Kumpulan besar yang kejadian pada tiap-tiap tahun ini bukan saja menunjukkan persamaan harga dan persamaan derajat diantara orang dengan orang, tetapi juga menunjukkan persatuan maksud dan tujuan pada jalannya segenap peri-kemanusiaan. Berpuluh ribu orang laki-laki dan perempuan, tua dan muda, datang di lautan pasir itu dengan segala kemudaratan di dalam perjalannya, hanyalah dengan satu maksud yaitu akan menunjukkan kehormatan dan kepujiannya kepada satu Allah, yang meskipun mereka bisa mendapatkan dimana-mana tempat dan pada tiap-tiap saat, tetapi kecintaan mereka kepada Allah itu diperumumkan di dalam satu kumpulan bersama-sama sebagai Tuhan mereka bersama, ialah Tuhan yang mencinta mereka semuanya –Rabbil ‘alamin. 

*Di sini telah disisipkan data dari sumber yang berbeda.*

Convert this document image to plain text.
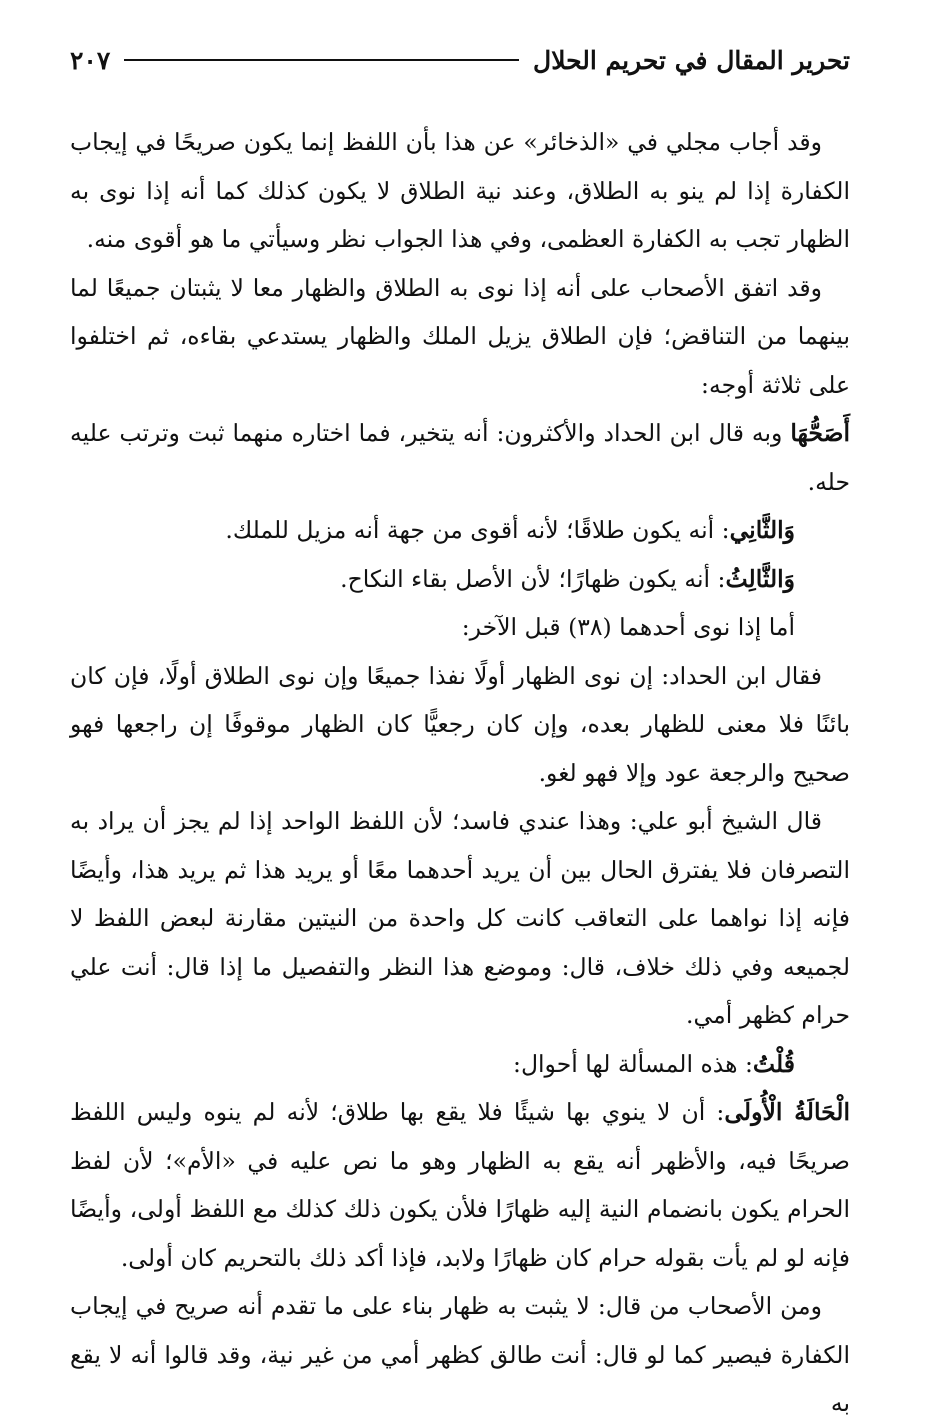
تحرير المقال في تحريم الحلال
٢٠٧

وقد أجاب مجلي في «الذخائر» عن هذا بأن اللفظ إنما يكون صريحًا في إيجاب الكفارة إذا لم ينو به الطلاق، وعند نية الطلاق لا يكون كذلك كما أنه إذا نوى به الظهار تجب به الكفارة العظمى، وفي هذا الجواب نظر وسيأتي ما هو أقوى منه.

وقد اتفق الأصحاب على أنه إذا نوى به الطلاق والظهار معا لا يثبتان جميعًا لما بينهما من التناقض؛ فإن الطلاق يزيل الملك والظهار يستدعي بقاءه، ثم اختلفوا على ثلاثة أوجه:

أَصَحُّهَا وبه قال ابن الحداد والأكثرون: أنه يتخير، فما اختاره منهما ثبت وترتب عليه حله.

وَالثَّانِي: أنه يكون طلاقًا؛ لأنه أقوى من جهة أنه مزيل للملك.

وَالثَّالِثُ: أنه يكون ظهارًا؛ لأن الأصل بقاء النكاح.

أما إذا نوى أحدهما (٣٨) قبل الآخر:

فقال ابن الحداد: إن نوى الظهار أولًا نفذا جميعًا وإن نوى الطلاق أولًا، فإن كان بائنًا فلا معنى للظهار بعده، وإن كان رجعيًّا كان الظهار موقوفًا إن راجعها فهو صحيح والرجعة عود وإلا فهو لغو.

قال الشيخ أبو علي: وهذا عندي فاسد؛ لأن اللفظ الواحد إذا لم يجز أن يراد به التصرفان فلا يفترق الحال بين أن يريد أحدهما معًا أو يريد هذا ثم يريد هذا، وأيضًا فإنه إذا نواهما على التعاقب كانت كل واحدة من النيتين مقارنة لبعض اللفظ لا لجميعه وفي ذلك خلاف، قال: وموضع هذا النظر والتفصيل ما إذا قال: أنت علي حرام كظهر أمي.

قُلْتُ: هذه المسألة لها أحوال:

الْحَالَةُ الْأُولَى: أن لا ينوي بها شيئًا فلا يقع بها طلاق؛ لأنه لم ينوه وليس اللفظ صريحًا فيه، والأظهر أنه يقع به الظهار وهو ما نص عليه في «الأم»؛ لأن لفظ الحرام يكون بانضمام النية إليه ظهارًا فلأن يكون ذلك كذلك مع اللفظ أولى، وأيضًا فإنه لو لم يأت بقوله حرام كان ظهارًا ولابد، فإذا أكد ذلك بالتحريم كان أولى.

ومن الأصحاب من قال: لا يثبت به ظهار بناء على ما تقدم أنه صريح في إيجاب الكفارة فيصير كما لو قال: أنت طالق كظهر أمي من غير نية، وقد قالوا أنه لا يقع به
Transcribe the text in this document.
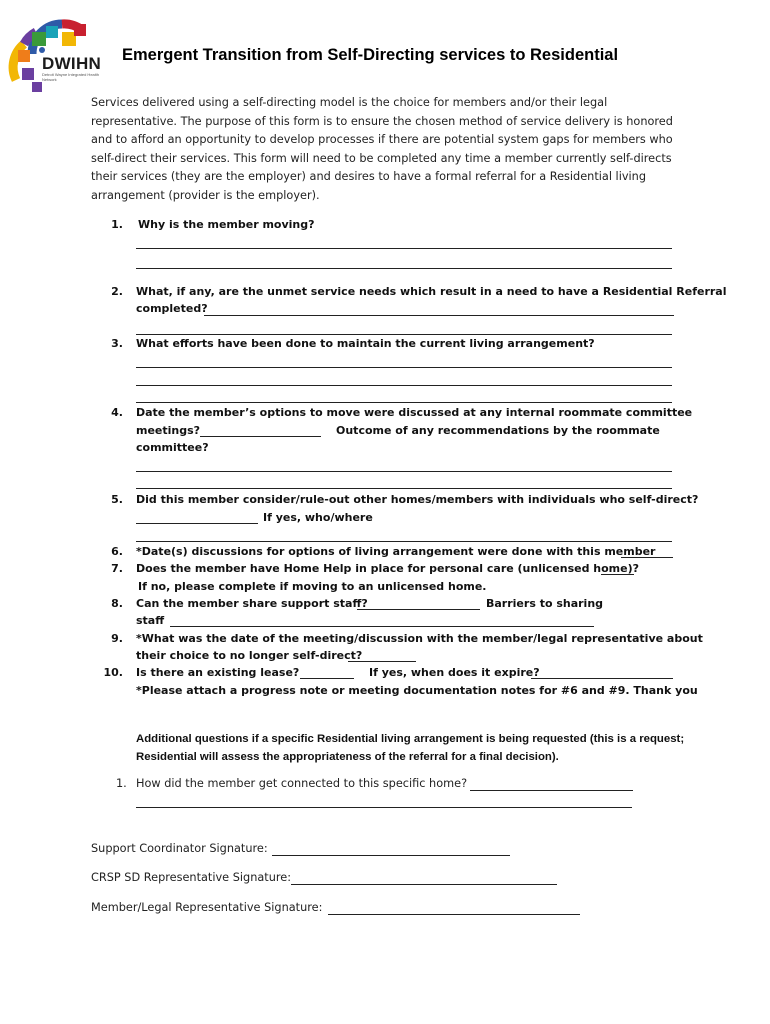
DWIHN
Detroit Wayne Integrated Health Network
Emergent Transition from Self-Directing services to Residential
Services delivered using a self-directing model is the choice for members and/or their legal representative. The purpose of this form is to ensure the chosen method of service delivery is honored and to afford an opportunity to develop processes if there are potential system gaps for members who self-direct their services. This form will need to be completed any time a member currently self-directs their services (they are the employer) and desires to have a formal referral for a Residential living arrangement (provider is the employer).
1. Why is the member moving?
2. What, if any, are the unmet service needs which result in a need to have a Residential Referral
completed?
3. What efforts have been done to maintain the current living arrangement?
4. Date the member’s options to move were discussed at any internal roommate committee
meetings?	Outcome of any recommendations by the roommate
committee?
5. Did this member consider/rule-out other homes/members with individuals who self-direct?
If yes, who/where
6. *Date(s) discussions for options of living arrangement were done with this member
7. Does the member have Home Help in place for personal care (unlicensed home)?
If no, please complete if moving to an unlicensed home.
8. Can the member share support staff?	Barriers to sharing
staff
9. *What was the date of the meeting/discussion with the member/legal representative about
their choice to no longer self-direct?
10. Is there an existing lease?	If yes, when does it expire?
*Please attach a progress note or meeting documentation notes for #6 and #9. Thank you
Additional questions if a specific Residential living arrangement is being requested (this is a request; Residential will assess the appropriateness of the referral for a final decision).
1. How did the member get connected to this specific home?
Support Coordinator Signature:
CRSP SD Representative Signature:
Member/Legal Representative Signature:
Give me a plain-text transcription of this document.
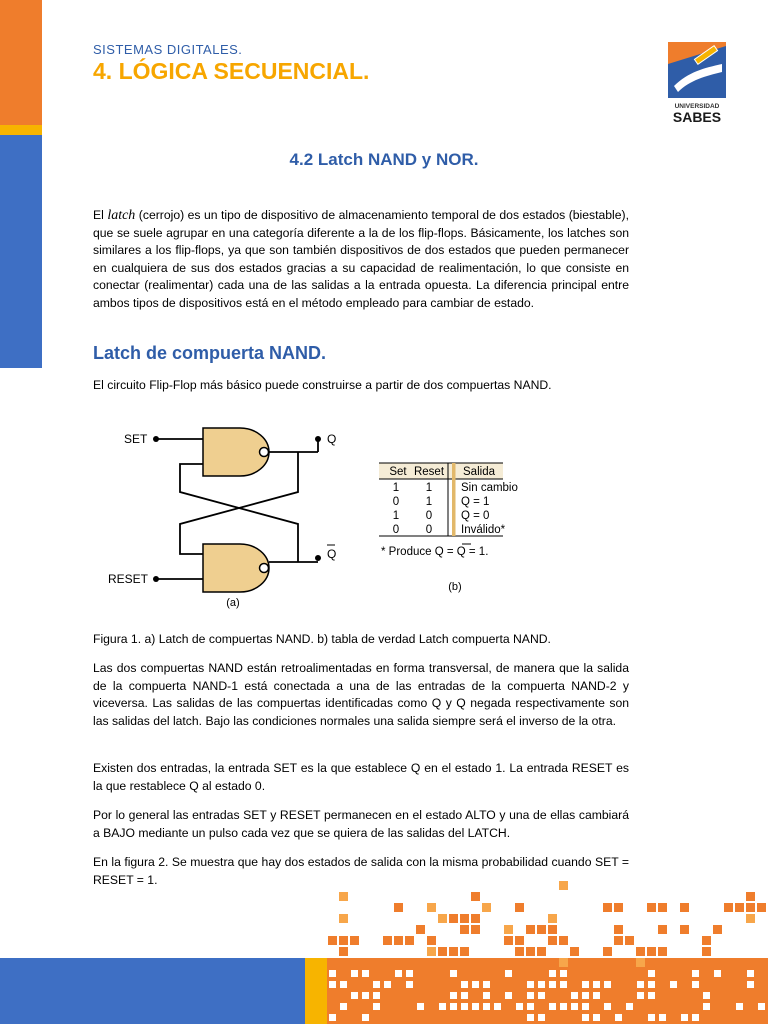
SISTEMAS DIGITALES.
4. LÓGICA SECUENCIAL.
UNIVERSIDAD
SABES
4.2 Latch NAND y NOR.
El latch (cerrojo) es un tipo de dispositivo de almacenamiento temporal de dos estados (biestable), que se suele agrupar en una categoría diferente a la de los flip-flops. Básicamente, los latches son similares a los flip-flops, ya que son también dispositivos de dos estados que pueden permanecer en cualquiera de sus dos estados gracias a su capacidad de realimentación, lo que consiste en conectar (realimentar) cada una de las salidas a la entrada opuesta. La diferencia principal entre ambos tipos de dispositivos está en el método empleado para cambiar de estado.
Latch de compuerta NAND.
El circuito Flip-Flop más básico puede construirse a partir de dos compuertas NAND.
SET
RESET
Q
Q
(a)
Set Reset Salida
1 1	Sin cambio
0 1	Q = 1
1 0	Q = 0
0 0	Inválido*
* Produce Q = Q = 1.
(b)
Figura 1. a) Latch de compuertas NAND. b) tabla de verdad Latch compuerta NAND.
Las dos compuertas NAND están retroalimentadas en forma transversal, de manera que la salida de la compuerta NAND-1 está conectada a una de las entradas de la compuerta NAND-2 y viceversa. Las salidas de las compuertas identificadas como Q y Q negada respectivamente son las salidas del latch. Bajo las condiciones normales una salida siempre será el inverso de la otra.
Existen dos entradas, la entrada SET es la que establece Q en el estado 1. La entrada RESET es la que restablece Q al estado 0.
Por lo general las entradas SET y RESET permanecen en el estado ALTO y una de ellas cambiará a BAJO mediante un pulso cada vez que se quiera de las salidas del LATCH.
En la figura 2. Se muestra que hay dos estados de salida con la misma probabilidad cuando SET = RESET = 1.
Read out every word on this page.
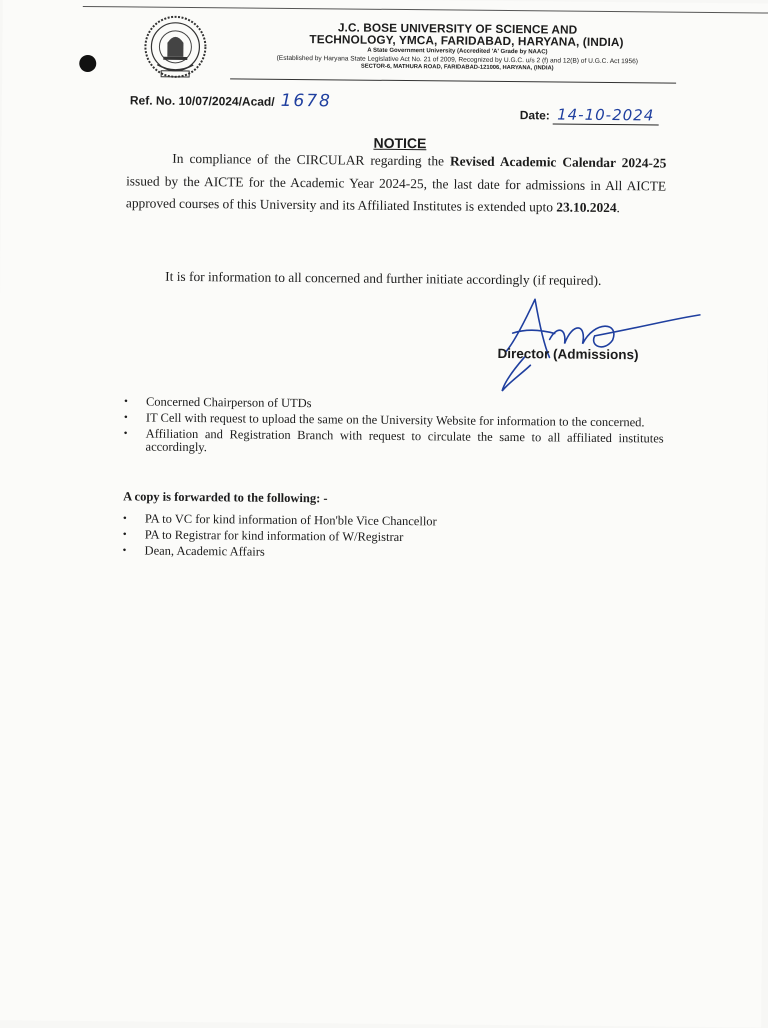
J.C. BOSE UNIVERSITY OF SCIENCE AND
TECHNOLOGY, YMCA, FARIDABAD, HARYANA, (INDIA)
A State Government University (Accredited 'A' Grade by NAAC)
(Established by Haryana State Legislative Act No. 21 of 2009, Recognized by U.G.C. u/s 2 (f) and 12(B) of U.G.C. Act 1956)
SECTOR-6, MATHURA ROAD, FARIDABAD-121006, HARYANA, (INDIA)
Ref. No. 10/07/2024/Acad/ 1678
Date: 14-10-2024
NOTICE
In compliance of the CIRCULAR regarding the Revised Academic Calendar 2024-25 issued by the AICTE for the Academic Year 2024-25, the last date for admissions in All AICTE approved courses of this University and its Affiliated Institutes is extended upto 23.10.2024.
It is for information to all concerned and further initiate accordingly (if required).
Director (Admissions)
• Concerned Chairperson of UTDs
• IT Cell with request to upload the same on the University Website for information to the concerned.
• Affiliation and Registration Branch with request to circulate the same to all affiliated institutes accordingly.
A copy is forwarded to the following: -
• PA to VC for kind information of Hon'ble Vice Chancellor
• PA to Registrar for kind information of W/Registrar
• Dean, Academic Affairs
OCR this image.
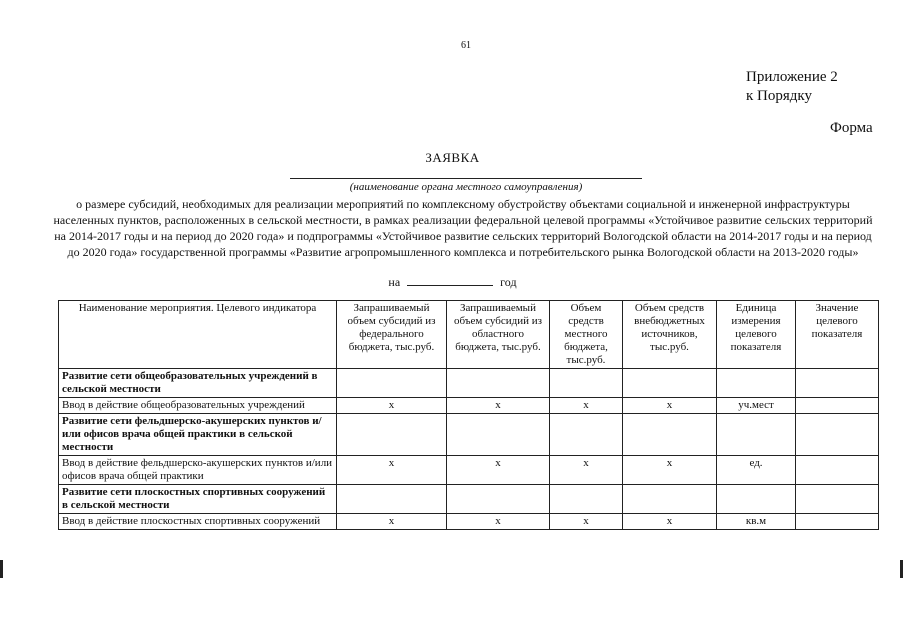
61
Приложение 2
к Порядку
Форма
ЗАЯВКА
(наименование органа местного самоуправления)
о размере субсидий, необходимых для реализации мероприятий по комплексному обустройству объектами социальной и инженерной инфраструктуры населенных пунктов, расположенных в сельской местности, в рамках реализации федеральной целевой программы «Устойчивое развитие сельских территорий на 2014-2017 годы и на период до 2020 года» и подпрограммы «Устойчивое развитие сельских территорий Вологодской области на 2014-2017 годы и на период до 2020 года» государственной программы «Развитие агропромышленного комплекса и потребительского рынка Вологодской области на 2013-2020 годы»
на	год
Наименование мероприятия. Целевого индикатора	Запрашиваемый объем субсидий из федерального бюджета, тыс.руб.	Запрашиваемый объем субсидий из областного бюджета, тыс.руб.	Объем средств местного бюджета, тыс.руб.	Объем средств внебюджетных источников, тыс.руб.	Единица измерения целевого показателя	Значение целевого показателя
Развитие сети общеобразовательных учреждений в сельской местности						
Ввод в действие общеобразовательных учреждений	x	x	x	x	уч.мест	
Развитие сети фельдшерско-акушерских пунктов и/или офисов врача общей практики в сельской местности						
Ввод в действие фельдшерско-акушерских пунктов и/или офисов врача общей практики	x	x	x	x	ед.	
Развитие сети плоскостных спортивных сооружений в сельской местности						
Ввод в действие плоскостных спортивных сооружений	x	x	x	x	кв.м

Cita-cita yang terlahir di dalam kumpulan besar ini ialah guna menunjukkan pada waktu yang bersama akan keadaan lahir yang membuktikan persaudaraan bersama dan rasa cinta-mencinta di dalam batin, agar supaya di dalam rohnya tiap-tiap orang Islam tertanamlah cita-cita bersal dari satu Tuhan dan cita-cita persaudaraan diantara manusia dengan manusia.

Sosialisme di dalam Islam bukan saja diajarkan sebagai teori, tetapi dilakukan (dipraktikkan) juga sebagai wajib.

Kedermawanan Cara Islam

Nabi kita menyuruh kita berlaku dermawan dengan asas-asas yang bersifat sosialis. Sedang Quran berulang-ulang menyatakan, bahwa memberi sedekah itu bukannya bersifat kebajikan, tetapi bersifat satu wajib yang keras dan tidak boleh dilalaikannya. Kecuali yang lain-lainnya, maka tentang pemberian sedekah itu Allah ta’ala ada bersabda di dalam Quran beginilah maksudnya:
“Kamu tidak pernah akan dapat mencapai keadilan, kecuali apabila kamu telah memberikan daripada apa yang kamu cintai; dan Tuhan mengetahui apa yang kamu berikan itu”.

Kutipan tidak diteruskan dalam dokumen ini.